Department of Psychiatry, The Second Affiliated Hospital of Xinxiang Medical University, Xinxiang, 453002, Henan, China.
Department of Psychiatry, The Second Affiliated Hospital of Xinxiang Medical University, Xinxiang, 453002, Henan, China.
Microb Pathog. 2023 Mar;176:106008. doi: 10.1016/j.micpath.2023.106008. Epub 2023 Feb 2.
Anxiety disorder is highly prevalent worldwide and represents a chronic and functionally disabling condition, with high levels of psychological stress characterized by cognitive and physiological symptoms. The purpose of this study is to evaluate the clinical significance of gut microbiota regulating microRNA (miR)-206-3p as a biomarker in the anxiety-like behaviors.
Initially, bioinformatics analysis was performed to predict the related factors for gut microbiota affecting anxiety-like behaviors. Next, the anxiety-like behaviors in mice were measured by multiple experiments. Western blot analysis, immunohistochemistry, and enzyme-linked immunosorbent assay (ELISA) were utilized to measure the levels of 5-hydroxytryptamine (5-HT), brain derived neurotrophic factor (BDNF), and neutrophil expressed (NE) in brain tissues and serum and cAMP responsive element binding protein 1 (CREB) phosphorylation in brain tissues of germ-free (GF) mice. Dual-luciferase reporter gene assay was employed to verify the relationship between miR-206-3p and Cbp/p300 interacting transactivator with Glu/Asp rich carboxy-terminal domain 2 (Cited2)/serine/threonine kinase 39 (STK39). Ectopic expression and depletion experiments of miR-206-3p were conducted to determine the expression of miR-206-3p and mRNA and protein levels of Cited2, and STK39 in HT22 cells and brain tissues. Finally, transmission electron microscope (TEM) was used to observe the effects of miR-206-3p on hippocampal mitochondria and synapses.
Gut microbiota could elevate miR-206-3p expression in brain tissues to increase the anxiety-like behaviors. GF mice displayed the increased levels of 5-HT, BDNF, and NE in brain tissues and serum and CREB phosphorylation in brain tissues. Cited2/STK39 was identified as the target genes of miR-206-3p. Upregulated miR-206-3p increased anxiety-like behaviors by promoting degeneration of mitochondria and synapses in hippocampus via downregulation of Cited2 and STK39.

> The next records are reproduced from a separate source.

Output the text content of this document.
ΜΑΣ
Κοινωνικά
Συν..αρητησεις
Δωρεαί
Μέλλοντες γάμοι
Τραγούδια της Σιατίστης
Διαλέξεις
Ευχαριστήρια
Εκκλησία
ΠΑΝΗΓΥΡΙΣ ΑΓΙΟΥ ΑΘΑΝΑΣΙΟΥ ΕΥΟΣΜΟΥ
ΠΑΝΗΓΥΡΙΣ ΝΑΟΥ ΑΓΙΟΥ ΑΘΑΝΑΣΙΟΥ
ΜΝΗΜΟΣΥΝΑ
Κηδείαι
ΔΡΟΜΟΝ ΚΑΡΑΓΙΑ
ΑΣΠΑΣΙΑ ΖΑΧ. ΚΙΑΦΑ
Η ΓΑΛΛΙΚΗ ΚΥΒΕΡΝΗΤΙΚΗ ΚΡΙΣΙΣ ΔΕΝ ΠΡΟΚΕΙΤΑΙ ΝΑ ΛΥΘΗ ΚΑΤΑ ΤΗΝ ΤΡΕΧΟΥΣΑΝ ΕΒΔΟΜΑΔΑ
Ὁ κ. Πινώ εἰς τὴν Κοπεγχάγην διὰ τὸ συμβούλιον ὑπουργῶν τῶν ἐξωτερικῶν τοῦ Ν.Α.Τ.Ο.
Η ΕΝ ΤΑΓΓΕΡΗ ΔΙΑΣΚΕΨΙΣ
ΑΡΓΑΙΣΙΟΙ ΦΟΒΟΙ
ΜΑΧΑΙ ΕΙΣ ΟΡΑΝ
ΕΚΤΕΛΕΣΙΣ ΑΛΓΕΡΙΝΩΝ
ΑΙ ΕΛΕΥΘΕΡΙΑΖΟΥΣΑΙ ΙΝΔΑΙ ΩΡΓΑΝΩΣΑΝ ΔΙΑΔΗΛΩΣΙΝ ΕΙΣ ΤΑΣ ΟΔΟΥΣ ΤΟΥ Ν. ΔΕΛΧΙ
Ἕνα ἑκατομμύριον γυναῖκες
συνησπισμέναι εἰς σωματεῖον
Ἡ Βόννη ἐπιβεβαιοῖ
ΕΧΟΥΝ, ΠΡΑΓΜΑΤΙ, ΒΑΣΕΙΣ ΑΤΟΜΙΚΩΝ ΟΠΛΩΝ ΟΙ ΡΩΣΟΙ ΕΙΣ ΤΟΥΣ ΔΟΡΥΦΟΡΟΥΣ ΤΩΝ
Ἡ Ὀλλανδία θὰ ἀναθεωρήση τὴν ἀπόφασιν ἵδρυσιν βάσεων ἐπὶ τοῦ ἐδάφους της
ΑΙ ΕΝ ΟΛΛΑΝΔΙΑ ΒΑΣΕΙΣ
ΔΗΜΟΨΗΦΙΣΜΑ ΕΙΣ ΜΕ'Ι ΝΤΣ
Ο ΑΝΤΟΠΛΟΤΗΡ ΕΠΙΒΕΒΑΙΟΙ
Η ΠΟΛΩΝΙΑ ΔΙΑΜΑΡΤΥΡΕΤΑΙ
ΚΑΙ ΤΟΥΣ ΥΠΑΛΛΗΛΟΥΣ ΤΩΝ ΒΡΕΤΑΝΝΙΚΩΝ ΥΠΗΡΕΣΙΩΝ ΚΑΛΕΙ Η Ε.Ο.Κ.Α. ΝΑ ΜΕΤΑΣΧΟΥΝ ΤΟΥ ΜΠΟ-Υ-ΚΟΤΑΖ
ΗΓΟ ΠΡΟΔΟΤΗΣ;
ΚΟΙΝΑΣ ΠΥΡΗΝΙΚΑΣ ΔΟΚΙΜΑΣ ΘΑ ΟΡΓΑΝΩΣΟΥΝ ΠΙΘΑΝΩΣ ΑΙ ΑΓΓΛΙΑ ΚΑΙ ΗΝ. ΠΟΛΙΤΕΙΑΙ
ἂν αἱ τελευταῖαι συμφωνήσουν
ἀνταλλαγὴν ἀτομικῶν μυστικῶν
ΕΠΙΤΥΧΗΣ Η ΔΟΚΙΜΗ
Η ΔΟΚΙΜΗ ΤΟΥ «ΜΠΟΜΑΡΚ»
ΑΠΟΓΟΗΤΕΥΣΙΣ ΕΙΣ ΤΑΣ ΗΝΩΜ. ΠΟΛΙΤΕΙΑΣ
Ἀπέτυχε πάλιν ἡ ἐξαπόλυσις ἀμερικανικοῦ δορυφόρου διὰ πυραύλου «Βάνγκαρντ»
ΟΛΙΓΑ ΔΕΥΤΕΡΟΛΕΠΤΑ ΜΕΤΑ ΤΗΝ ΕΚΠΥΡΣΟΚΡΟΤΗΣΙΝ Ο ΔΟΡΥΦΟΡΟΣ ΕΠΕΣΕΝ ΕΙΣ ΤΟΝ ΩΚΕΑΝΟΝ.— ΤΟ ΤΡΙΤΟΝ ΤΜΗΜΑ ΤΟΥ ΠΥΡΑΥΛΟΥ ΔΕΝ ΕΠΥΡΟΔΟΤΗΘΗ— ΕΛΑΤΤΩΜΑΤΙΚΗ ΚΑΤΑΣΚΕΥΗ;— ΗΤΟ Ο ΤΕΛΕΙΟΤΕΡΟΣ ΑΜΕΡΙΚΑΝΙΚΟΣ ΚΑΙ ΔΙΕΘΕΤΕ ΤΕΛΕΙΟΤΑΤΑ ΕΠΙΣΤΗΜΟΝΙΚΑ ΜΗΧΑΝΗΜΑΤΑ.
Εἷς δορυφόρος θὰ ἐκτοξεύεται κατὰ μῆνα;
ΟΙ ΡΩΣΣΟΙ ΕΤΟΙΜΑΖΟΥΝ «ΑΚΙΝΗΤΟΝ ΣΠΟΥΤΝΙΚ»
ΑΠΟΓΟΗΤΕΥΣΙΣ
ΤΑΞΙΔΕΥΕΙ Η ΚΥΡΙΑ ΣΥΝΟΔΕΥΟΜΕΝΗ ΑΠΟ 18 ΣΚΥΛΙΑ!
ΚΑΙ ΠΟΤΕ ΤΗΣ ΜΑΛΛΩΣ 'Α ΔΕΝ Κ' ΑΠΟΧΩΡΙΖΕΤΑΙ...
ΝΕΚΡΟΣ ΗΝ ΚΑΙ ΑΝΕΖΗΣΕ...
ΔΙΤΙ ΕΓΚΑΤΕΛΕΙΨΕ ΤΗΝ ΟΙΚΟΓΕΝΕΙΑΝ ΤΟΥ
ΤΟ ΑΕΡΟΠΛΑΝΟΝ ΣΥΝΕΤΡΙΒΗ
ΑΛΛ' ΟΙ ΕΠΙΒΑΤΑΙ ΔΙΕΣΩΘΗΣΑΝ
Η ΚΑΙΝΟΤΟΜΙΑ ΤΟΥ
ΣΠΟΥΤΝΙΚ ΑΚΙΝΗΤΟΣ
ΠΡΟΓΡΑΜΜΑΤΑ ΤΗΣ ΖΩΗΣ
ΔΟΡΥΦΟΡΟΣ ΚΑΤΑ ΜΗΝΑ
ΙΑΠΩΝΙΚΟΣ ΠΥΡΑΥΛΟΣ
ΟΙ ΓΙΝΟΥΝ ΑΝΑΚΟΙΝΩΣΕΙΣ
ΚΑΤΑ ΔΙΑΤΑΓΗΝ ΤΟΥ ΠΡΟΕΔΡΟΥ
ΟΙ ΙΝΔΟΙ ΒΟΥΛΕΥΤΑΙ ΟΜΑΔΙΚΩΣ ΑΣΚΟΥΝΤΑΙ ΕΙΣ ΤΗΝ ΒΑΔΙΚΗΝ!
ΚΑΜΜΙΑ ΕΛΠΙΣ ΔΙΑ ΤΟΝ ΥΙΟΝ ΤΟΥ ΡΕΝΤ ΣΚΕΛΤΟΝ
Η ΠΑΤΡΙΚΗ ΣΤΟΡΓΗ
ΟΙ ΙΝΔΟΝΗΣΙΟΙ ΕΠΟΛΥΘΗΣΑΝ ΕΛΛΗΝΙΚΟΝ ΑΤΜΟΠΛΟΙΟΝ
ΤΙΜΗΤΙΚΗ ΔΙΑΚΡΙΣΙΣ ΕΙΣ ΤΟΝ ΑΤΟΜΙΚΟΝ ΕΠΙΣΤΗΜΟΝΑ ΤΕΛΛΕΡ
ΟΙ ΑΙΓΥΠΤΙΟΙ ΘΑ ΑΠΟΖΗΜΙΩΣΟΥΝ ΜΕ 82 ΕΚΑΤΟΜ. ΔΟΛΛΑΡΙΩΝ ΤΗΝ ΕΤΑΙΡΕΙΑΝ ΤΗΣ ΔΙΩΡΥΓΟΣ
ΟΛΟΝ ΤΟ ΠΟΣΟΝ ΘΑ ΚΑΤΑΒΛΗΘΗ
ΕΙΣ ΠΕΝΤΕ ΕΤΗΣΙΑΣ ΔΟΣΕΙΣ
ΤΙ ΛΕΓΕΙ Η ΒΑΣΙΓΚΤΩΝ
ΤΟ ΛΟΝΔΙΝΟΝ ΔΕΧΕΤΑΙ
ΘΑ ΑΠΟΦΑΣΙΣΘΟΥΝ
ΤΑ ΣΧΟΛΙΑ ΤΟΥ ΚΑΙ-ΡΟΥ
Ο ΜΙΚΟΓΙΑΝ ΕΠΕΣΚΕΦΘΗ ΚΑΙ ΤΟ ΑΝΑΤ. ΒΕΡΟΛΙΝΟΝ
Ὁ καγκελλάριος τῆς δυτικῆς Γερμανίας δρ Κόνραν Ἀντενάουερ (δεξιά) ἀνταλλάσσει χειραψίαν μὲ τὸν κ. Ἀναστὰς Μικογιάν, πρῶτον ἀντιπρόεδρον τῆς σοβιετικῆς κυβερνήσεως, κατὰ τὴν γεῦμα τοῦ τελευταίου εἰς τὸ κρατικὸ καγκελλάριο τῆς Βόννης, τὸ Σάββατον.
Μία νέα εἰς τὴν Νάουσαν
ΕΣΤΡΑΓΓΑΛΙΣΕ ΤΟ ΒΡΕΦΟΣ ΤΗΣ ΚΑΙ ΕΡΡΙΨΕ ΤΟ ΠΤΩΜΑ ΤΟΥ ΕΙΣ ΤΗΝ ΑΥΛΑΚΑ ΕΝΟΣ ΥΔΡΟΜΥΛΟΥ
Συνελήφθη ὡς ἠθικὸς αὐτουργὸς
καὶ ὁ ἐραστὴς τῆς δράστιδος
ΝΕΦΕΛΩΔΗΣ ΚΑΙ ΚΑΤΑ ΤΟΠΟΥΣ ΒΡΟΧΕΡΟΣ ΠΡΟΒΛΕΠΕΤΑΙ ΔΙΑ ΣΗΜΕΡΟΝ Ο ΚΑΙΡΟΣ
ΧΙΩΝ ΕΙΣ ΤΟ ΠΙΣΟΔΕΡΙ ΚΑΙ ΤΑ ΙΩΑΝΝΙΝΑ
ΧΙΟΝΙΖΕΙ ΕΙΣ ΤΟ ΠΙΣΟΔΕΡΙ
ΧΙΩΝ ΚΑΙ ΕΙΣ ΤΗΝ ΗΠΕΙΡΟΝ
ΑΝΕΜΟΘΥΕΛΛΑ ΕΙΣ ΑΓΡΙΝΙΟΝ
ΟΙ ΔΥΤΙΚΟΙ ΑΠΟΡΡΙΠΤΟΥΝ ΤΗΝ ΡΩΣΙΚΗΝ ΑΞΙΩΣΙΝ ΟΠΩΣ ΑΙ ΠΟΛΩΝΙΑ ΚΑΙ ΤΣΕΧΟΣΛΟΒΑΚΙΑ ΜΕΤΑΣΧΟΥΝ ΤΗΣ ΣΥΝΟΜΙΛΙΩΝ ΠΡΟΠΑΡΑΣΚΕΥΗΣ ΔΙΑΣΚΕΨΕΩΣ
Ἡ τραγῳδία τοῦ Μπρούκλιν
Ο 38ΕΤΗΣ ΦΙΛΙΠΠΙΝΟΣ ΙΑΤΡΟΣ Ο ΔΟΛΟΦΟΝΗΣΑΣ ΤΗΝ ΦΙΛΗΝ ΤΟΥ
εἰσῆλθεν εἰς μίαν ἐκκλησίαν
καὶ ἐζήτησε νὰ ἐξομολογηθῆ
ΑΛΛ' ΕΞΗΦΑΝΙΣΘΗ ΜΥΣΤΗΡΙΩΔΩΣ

In conclusion, the key findings of the current study demonstrate that gut microbiota aggravated anxiety-like behaviors via the miR-206-3p/Cited2/STK39 axis.
焦虑障碍在全球范围内普遍存在,是一种慢性且功能失调的疾病,具有高水平的心理压力,表现为认知和生理症状。本研究的目的是评估肠道微生物群调节 microRNA(miR)-206-3p 作为焦虑样行为生物标志物的临床意义。
首先,通过生物信息学分析预测影响焦虑样行为的肠道微生物群相关因素。然后,通过多项实验测量小鼠的焦虑样行为。采用 Western blot 分析、免疫组织化学和酶联免疫吸附试验(ELISA)测量无菌(GF)小鼠脑组织和血清中 5-羟色胺(5-HT)、脑源性神经营养因子(BDNF)和中性粒细胞表达(NE)水平,以及脑组织中环磷酸腺苷反应元件结合蛋白 1(CREB)磷酸化。双荧光素酶报告基因实验验证 miR-206-3p 与 Cbp/p300 相互作用的转录激活因子与 Glu/Asp 丰富的羧基末端域 2(Cited2)/丝氨酸/苏氨酸激酶 39(STK39)之间的关系。进行 miR-206-3p 的异位表达和耗竭实验,以确定 HT22 细胞和脑组织中 miR-206-3p 的表达以及 Cited2 和 STK39 的 mRNA 和蛋白水平。最后,使用透射电子显微镜(TEM)观察 miR-206-3p 对海马线粒体和突触的影响。
肠道微生物群可提高脑组织中 miR-206-3p 的表达,从而增加焦虑样行为。GF 小鼠表现出脑组织和血清中 5-HT、BDNF 和 NE 水平升高以及脑组织中 CREB 磷酸化升高。Cited2/STK39 被鉴定为 miR-206-3p 的靶基因。上调的 miR-206-3p 通过下调 Cited2 和 STK39 促进海马线粒体和突触退化,从而增加焦虑样行为。
总之,本研究的主要发现表明,肠道微生物群通过 miR-206-3p/Cited2/STK39 轴加重焦虑样行为。